OPINI

Alkisah, di sebuah desa di pelosok Lamongan, ada lima orang penjual bensin eceran. Mereka semua menjual bensin di wadah gendul beling dengan laba seribu rupiah per liter. Persaingan di antara para penjual itu berjalan sepadan. Omset merata di antara mereka berlima tanpa rebutan pelanggan. Tidak ada satu pun penjual bensin yang mendominasi penjualan. Mereka semua hidup rukun, bahagia, aman, dan sentosa. Mereka percaya rezeki sudah diatur Tuhan alam semesta.

Hingga akhirnya datanglah hari ketika salah seorang dari mereka, Wak Kandar, yang anaknya baru saja pulang dari Malaysia, membeli sebuah mesin pompa bensin mini. Seketika hidup mereka berubah seperti sedang balapan. Kehadiran Pertamini ini mengubah peta penjualan. Para pemilik sepeda motor berbondong-bondong membeli “bengsin” ke kios Pertamini.

Pertimbangan mereka macam-macam. Ada yang sekadar ingin mencoba hal baru. Ada yang menyangka harga bensin di Pertamini sama dengan di SPBU Pertamina. Entah bagaimana, mereka tidak pernah bertanya: kalau harganya sama, lantas Wak Kandar mendapat laba dari mana?

Ada yang membeli di Pertamini karena bisa membeli suka-suka dengan uang berapa saja. Lima ribu pun bisa. Ada juga yang membeli karena rasanya seperti membeli bensin di SPBU Pertamina. Mungkin sensasinya seperti “Mulai dari nol ya, Mas.” Mereka percaya begitu saja meteran bensin Pertamini PastiPas walaupun tak pernah ditera.

Karena sebagian besar pelanggan memilih Pertamini, angka penjualan di antara lima penjual bensin itu akhirnya jomplang ala Pareto. Si juragan Pertamini menguasai 80% dari total penjualan, sementara 20% sisanya dibagi di antara empat orang penjual lain yang masih menggunakan wadah botol kaca.
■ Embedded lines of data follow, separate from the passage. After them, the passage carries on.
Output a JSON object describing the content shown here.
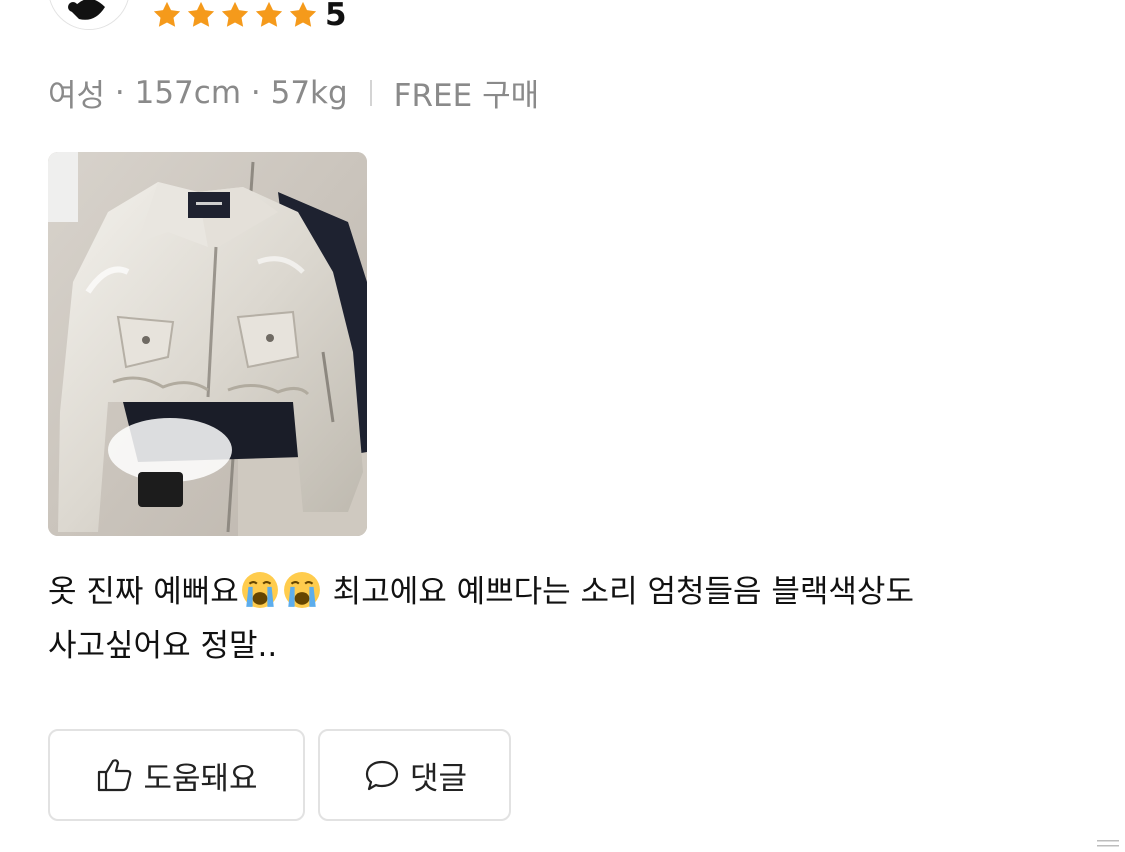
{
  "review": {
    "rating": "5",
    "star_color": "#f59a1b",
    "meta": {
      "gender": "여성",
      "height": "157cm",
      "weight": "57kg",
      "purchase": "FREE 구매"
    },
    "text_line1_a": "옷 진짜 예뻐요",
    "text_line1_b": " 최고에요 예쁘다는 소리 엄청들음 블랙색상도",
    "text_line2": "사고싶어요 정말..",
    "emoji": "loudly-crying-face"
  },
  "actions": {
    "helpful_label": "도움돼요",
    "comment_label": "댓글",
    "helpful_icon": "thumbs-up-icon",
    "comment_icon": "speech-bubble-icon"
  }
}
Merasa tidak terima dengan turunnya omset penjualannya, Wak Kadir, penjual bensin kedua,  secara tidak terduga menjual tanahnya untuk membeli dispenser Pertamini. Hadirnya Pertamini kedua ini membuat peta persaingan berubah lagi. Wak Kandar dan Wak Kadir berbagi angka penjualan yang hampir sama, masing-masing 40%. Kini Wak Kadir tersenyum sambil mengelus-elus jakun. Sementara Wak Kandar manyun karena menghitung balik modalnya masih dua tahun. Mungkin anaknya harus balik lagi ke negeri Jiran.

Di tengah peta persaingan ketat antara Wak Kadir dan Wak Kandar,  tiba-tiba Wak Sraji, penjual bensin eceran ketiga, ikut-ikutan membeli dispenser Pertamini. Munculnya Pertamini ketiga ini cukup mengagetkan mengingat Wak Sraji cuma seorang tukang tambal ban dan bengkel kecil-kecilan.

Kini peta persaingan berubah lagi seperti balapan Formula 1. Wak Kandar, Wak Kadir, dan Wak Sraji harus berbagi rata omset penjualan. Masing-masing hanya mendapatkan tak lebih dari 30%. Kini Wak Kadir manyun. Wak Kandar makin manyun. Sementara Wak Sraji masih belum bisa tersenyum. Wak Kadir dan Wak Kandar harus kembali menurunkan asumsi balik modal. Sementara Wak Sraji masih harus berhitung berapa tahun lagi ia bisa mengembalikan utang.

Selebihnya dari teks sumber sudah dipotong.